For technical documentation, see DocumentRegistry


Accounts in Mezzanine can store documents via Mezzanine's document registry. The document registry stores versioned documents on-chain for all Mezzanine departments and boards: it is not redeployed each time that a Mezzanine instance is created.

Documents, similar to NFTs, store a URI that points to a decentralized storage network, such as Arweave or IPFS. Files stored on these types of networks are immutable and cannot be changed. For example, let's look at the smart contract of Bored Ape Yacht Club, a popular NFT collection. Calling the tokenURI( ) function with the token id, 0, returns the following URI, which points to IPFS: ipfs://QmeSjSinHpPnmXmspMjwiXyN6zS4E9zccariGR3jxcaWtq/0.

If you go to this link, you will find the JSON file that contains the BAYC #0’s metadata:

These attributes are easily verifiable on OpenSea:

Files stored on IPFS must have nodes that pin them to guarantee that the file is rapidly queryable. Some of the most common providers for pinning are Filecoin and Pinata. Other decentralized storage networks exist that have similar functionality, such as Arweave. However, the most widely used decentralized storage network is IPFS.

Read the Pinata documentation to learn more about IPFS

The immutable storage of documents in Mezzanine will follow a similar pattern. In particular, documents store four different variables, one of which is determined by a Mezzanine user:

  1. A document name

  2. A document URI, which points to a file on a decentralized storage network

  3. A version

  4. The last time that the document was modified

The document name is the only variable determined by the user with one exception: each organization in Mezzanine will initially have an incorporation document that can only be modified by the organization's board of directors. The initial version of this document will always follow the same syntax. For company Foo, its incorporation document would aptly be named Foo Incorporation Document. Document names and URIs can always be updated by their owner, which in turn creates a new version of a document.

All documents in Mezzanine are versioned, and old versions will always be queryable and immutably stored. Documents are always versioned at zero, and each time that a document is updated, this version is incremented. For example, if Foo updates its initial incorporation document, the new version of this document will be one. Any versioned document can be updated such that the document's name and URI can be changed at the discretion of the owner.

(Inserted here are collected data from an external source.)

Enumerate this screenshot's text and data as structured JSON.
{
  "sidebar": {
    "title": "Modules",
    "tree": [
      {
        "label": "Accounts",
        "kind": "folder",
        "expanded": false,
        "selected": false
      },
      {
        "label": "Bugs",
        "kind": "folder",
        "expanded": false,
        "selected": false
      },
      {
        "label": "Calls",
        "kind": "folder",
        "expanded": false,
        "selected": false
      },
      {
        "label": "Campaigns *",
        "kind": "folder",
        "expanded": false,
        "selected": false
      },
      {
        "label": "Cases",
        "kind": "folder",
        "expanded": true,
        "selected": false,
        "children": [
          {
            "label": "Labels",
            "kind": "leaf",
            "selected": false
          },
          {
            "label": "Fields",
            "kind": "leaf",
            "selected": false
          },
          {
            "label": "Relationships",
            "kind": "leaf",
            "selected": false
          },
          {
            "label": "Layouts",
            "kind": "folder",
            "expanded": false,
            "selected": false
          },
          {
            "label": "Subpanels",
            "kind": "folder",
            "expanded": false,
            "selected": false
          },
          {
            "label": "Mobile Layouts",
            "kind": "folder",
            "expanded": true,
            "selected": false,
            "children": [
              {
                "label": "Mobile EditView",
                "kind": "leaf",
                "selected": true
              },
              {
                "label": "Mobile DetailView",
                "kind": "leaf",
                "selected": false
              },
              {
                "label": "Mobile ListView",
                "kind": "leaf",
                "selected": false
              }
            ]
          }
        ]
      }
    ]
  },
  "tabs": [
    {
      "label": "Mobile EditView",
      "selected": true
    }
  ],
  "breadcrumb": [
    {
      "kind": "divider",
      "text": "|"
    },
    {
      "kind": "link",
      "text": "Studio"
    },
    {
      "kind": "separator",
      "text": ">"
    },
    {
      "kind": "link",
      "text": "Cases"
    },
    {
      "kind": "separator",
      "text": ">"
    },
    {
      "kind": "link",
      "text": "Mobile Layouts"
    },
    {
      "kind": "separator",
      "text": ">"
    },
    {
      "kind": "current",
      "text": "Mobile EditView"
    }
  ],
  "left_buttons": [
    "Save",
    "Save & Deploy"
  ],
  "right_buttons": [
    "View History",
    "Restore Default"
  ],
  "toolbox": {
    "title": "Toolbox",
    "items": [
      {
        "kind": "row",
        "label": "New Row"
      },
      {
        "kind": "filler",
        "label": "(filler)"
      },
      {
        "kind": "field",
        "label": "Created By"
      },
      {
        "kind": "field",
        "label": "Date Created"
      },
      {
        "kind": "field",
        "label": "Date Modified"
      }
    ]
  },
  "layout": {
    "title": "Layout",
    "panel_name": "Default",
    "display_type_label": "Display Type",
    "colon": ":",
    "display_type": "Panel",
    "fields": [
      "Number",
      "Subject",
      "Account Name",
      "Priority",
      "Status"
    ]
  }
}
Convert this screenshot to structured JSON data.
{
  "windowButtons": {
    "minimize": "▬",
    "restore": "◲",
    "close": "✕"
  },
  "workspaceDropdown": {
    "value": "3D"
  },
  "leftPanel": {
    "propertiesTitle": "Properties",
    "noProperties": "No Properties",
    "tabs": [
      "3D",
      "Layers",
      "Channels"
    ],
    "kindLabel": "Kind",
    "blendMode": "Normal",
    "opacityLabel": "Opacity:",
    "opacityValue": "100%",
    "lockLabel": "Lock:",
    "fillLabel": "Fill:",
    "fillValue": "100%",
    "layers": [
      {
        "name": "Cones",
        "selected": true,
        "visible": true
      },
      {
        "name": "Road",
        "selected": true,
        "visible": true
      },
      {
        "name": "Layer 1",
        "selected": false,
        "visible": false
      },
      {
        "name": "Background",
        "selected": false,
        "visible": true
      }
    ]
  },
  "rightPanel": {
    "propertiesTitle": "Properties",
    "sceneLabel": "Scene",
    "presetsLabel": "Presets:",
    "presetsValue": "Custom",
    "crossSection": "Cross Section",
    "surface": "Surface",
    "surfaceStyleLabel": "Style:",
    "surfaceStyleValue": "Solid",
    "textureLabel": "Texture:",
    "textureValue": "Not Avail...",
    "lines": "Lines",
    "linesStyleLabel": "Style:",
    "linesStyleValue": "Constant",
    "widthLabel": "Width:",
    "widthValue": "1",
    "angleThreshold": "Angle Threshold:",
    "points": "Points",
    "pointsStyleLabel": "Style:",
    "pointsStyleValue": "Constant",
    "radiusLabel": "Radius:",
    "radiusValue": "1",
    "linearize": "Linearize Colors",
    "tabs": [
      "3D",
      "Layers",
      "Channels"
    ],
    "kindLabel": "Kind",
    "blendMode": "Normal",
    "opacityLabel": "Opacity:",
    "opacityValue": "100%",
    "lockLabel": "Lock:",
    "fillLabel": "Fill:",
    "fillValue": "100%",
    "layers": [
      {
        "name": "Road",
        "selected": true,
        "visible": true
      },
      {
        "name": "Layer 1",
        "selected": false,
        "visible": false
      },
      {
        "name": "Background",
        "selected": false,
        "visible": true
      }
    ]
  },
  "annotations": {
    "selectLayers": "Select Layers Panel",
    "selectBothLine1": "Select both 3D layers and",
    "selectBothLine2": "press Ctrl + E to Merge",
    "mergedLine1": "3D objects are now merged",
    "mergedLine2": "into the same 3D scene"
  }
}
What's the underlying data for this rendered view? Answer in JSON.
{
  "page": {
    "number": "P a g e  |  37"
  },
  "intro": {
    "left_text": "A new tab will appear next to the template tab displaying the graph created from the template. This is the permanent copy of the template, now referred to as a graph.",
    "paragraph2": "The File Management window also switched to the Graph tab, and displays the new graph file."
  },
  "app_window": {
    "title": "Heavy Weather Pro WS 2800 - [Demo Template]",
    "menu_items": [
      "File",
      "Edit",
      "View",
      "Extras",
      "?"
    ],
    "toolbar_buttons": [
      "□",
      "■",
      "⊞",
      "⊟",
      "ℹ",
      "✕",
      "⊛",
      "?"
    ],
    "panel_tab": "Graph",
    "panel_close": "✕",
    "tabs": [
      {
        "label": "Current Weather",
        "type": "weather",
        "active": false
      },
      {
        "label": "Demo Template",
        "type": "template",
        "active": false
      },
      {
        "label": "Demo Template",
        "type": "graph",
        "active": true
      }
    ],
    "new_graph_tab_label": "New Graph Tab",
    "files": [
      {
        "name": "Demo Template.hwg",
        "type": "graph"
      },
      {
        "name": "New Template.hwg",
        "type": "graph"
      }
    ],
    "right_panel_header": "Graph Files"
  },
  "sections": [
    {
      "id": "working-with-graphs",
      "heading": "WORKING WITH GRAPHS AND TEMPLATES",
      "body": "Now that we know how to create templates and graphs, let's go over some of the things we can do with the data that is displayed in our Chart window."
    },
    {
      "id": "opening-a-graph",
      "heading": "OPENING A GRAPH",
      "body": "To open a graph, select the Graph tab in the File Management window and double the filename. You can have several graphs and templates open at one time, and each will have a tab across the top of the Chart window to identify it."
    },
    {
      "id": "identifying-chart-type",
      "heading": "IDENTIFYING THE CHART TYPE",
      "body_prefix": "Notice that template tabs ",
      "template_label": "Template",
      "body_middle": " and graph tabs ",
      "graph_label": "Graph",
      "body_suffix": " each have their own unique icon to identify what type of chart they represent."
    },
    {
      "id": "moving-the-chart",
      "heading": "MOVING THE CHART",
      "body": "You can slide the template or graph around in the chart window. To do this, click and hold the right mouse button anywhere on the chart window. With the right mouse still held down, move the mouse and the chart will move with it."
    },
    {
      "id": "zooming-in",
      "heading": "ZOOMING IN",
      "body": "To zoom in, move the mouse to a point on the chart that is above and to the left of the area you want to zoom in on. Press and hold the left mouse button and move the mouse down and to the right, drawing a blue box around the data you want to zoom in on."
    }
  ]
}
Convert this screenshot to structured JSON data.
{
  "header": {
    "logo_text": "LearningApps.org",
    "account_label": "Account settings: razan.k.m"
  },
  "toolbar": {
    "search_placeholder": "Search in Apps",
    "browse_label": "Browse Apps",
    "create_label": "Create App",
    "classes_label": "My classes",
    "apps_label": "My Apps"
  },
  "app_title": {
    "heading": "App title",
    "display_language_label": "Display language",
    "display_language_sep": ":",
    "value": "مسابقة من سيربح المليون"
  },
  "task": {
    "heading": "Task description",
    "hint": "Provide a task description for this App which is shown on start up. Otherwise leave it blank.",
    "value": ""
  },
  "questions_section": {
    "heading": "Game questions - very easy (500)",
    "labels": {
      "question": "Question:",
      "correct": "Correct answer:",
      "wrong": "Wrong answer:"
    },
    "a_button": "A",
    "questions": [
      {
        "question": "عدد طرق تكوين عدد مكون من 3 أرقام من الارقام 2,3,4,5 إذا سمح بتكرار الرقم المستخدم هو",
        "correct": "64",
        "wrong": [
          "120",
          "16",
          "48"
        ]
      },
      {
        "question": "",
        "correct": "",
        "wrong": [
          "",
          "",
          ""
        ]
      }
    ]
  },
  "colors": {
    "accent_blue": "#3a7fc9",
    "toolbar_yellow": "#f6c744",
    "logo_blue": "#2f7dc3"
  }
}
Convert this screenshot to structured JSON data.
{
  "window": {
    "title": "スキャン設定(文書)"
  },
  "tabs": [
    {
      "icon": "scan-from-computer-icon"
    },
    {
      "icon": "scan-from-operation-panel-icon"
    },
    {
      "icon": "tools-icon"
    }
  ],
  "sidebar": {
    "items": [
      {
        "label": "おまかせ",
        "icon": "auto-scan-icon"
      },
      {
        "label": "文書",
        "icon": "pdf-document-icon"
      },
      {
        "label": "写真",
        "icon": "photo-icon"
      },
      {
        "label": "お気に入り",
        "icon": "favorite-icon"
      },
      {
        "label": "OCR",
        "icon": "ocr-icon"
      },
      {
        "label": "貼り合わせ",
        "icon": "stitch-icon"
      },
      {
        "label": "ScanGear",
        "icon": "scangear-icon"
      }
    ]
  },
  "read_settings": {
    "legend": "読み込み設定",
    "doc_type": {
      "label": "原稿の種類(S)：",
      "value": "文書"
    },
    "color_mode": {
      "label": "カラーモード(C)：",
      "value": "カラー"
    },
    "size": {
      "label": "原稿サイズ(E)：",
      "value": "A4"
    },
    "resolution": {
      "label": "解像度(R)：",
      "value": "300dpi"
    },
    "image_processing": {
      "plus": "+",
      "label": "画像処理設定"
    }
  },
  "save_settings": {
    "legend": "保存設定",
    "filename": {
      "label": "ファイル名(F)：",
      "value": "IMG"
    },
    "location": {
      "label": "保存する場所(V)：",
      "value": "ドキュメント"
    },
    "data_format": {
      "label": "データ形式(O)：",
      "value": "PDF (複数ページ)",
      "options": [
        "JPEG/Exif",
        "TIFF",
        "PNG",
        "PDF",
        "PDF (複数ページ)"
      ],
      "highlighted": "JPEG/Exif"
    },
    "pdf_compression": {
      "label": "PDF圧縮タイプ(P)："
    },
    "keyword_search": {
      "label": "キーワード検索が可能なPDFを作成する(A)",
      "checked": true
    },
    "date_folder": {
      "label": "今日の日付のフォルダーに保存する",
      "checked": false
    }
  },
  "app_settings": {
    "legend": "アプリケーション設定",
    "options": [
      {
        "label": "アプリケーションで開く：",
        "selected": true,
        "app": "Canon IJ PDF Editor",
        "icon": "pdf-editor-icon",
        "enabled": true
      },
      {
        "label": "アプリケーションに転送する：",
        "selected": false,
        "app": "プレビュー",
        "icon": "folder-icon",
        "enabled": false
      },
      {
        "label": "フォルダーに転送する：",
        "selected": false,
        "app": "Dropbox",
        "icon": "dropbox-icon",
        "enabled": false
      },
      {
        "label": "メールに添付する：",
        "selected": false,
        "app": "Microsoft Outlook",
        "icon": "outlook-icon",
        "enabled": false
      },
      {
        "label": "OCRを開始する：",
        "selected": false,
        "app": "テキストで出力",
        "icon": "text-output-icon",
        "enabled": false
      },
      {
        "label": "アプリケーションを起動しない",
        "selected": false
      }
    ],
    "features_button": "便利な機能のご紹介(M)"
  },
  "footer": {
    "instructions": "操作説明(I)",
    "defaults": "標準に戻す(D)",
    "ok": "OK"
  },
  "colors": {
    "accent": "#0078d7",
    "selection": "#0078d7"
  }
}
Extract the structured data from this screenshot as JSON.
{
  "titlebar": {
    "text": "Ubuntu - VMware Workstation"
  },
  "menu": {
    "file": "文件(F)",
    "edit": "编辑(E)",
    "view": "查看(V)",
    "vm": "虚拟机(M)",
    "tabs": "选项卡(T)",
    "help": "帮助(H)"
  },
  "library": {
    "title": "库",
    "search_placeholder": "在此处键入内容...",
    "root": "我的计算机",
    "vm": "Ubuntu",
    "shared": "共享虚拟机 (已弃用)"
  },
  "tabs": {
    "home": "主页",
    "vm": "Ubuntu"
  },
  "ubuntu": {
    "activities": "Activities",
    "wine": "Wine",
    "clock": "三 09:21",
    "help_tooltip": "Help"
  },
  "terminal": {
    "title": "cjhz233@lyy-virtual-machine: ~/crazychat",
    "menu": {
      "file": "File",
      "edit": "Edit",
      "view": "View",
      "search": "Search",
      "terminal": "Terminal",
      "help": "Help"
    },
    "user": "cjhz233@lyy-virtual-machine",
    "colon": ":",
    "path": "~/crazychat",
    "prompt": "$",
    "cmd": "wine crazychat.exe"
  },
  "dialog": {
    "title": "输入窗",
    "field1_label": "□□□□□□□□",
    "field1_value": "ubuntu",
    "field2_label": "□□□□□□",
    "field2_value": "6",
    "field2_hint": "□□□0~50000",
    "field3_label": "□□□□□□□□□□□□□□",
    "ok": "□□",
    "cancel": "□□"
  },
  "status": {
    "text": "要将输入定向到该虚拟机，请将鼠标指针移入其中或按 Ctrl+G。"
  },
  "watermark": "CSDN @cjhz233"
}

A document URI will be provided and abstracted for all departments, modules, and boards that use Mezzanine. The Mezzanine team will work with a provider to make these documents easily queryable at all times. However, the provider and decentralized storage network have yet to be determined.

At the time of writing, documents in Mezzanine are not access-controlled. It has yet to be decided whether or not access-controlled documents will be included in the initial version of Mezzanine. The team is actively considering implementing access control via Lit Protocol. The enforcement of access control would occur off-chain via clever cryptography and would not change the above methodology for storing documents.

Uses of Documents in Mezzanine

Certain functionality within Mezzanine is associated with the creation of a new document in the Document Registry. Here are some examples:

  • Assets in an organization's capital stack are associated with a document

  • An employment contract is associated with a document

  • A bill or invoice is associated with a document

The addition of these documents is optional. These actions will simply create a blank document in the document registry with no name or URI if a document is not provided. For example, if an organization hires someone but decides not to provide an on-chain document, a blank document will be added to the document registry. This blank document can then be updated retroactively if desired, such that it contains a name and URI.

Again, the above actions create associated documents. Specifically, all documents in the document registry are associated with an index. These indexes are then stored in correspondence with the above actions. For example, an asset in the capital stack knows its corresponding document's index. This index can then be used to query the Document Registry to clarify the intended functionality of the asset.